(L)GPL remarks and FreeGIS licensing
Niall Douglas
s_fsfeurope2 at nedprod.com
Wed Aug 13 23:54:27 UTC 2003
On 13 Aug 2003 at 23:31, Xavi Drudis Ferran wrote:
> > However, we /can/ learn to behave differently and slowly, I think we
> > are. But you can't claim it's natural to share - it isn't outside
> > your family unit.
>
> IMHO sharing food has nothing to do with sharing knowledge.
They are closer than you think.
> Only one person can eat one thing, but you don't lose knowledge by
> sharing it. This does not mean you want you necessarily want to share
> all the knowledge you have, but any comparison with material goods is
> misleading.
You don't lose the knowledge itself, but you /do/ lose the advantage
gained by you knowing it and no one else. That's what patents in
general are about, company secrets, government intelligence services
and indeed all schools in the western educational paradigm (see
"Deschooling society" by Ivan Illich).
If you look at the first actions the British empire took after
conquering India, they destroyed the schools, factories and anything
which could compete with English industry. In two generations, India
had been set back at least a hundred years. This kept them under the
imperial yoke until the British sent a really stupid governor over
there and prevented the India tea company from doing what it did, and
it was only this idiocy that caused the rise of nationalism.
If you take this still further, there is an alarming tendency in
British and American companies to try and prevent their employees
learning new tricks in case they might up and leave for a better job.

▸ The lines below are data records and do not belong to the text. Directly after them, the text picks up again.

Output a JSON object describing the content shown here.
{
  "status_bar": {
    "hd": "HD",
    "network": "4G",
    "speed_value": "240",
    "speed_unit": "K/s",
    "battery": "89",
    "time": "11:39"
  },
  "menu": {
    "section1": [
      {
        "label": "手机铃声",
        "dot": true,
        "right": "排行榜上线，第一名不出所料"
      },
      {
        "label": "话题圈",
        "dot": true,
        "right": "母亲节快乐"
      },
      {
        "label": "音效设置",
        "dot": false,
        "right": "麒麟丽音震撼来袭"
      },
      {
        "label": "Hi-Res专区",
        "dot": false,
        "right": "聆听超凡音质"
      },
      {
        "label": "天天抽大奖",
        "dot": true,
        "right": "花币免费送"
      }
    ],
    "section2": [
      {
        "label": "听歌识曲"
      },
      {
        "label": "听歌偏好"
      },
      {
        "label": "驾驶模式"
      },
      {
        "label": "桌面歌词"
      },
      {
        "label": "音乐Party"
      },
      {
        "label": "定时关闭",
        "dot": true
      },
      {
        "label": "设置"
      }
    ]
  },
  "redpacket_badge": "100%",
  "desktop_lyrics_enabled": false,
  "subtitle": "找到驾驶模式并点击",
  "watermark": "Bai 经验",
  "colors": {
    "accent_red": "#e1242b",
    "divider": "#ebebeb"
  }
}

I have seen it so many times it hurts, because really they are
damaging the common pool of national employees. Then they have the
gall to complain about skills shortages and want to import third
world labour who can't complain, switch job or do anything but work
for peanuts for fear of losing their work visa. This of course means
all the locals become unemployed and suck the country dry by being
unproductive!
Welcome to the modern working world!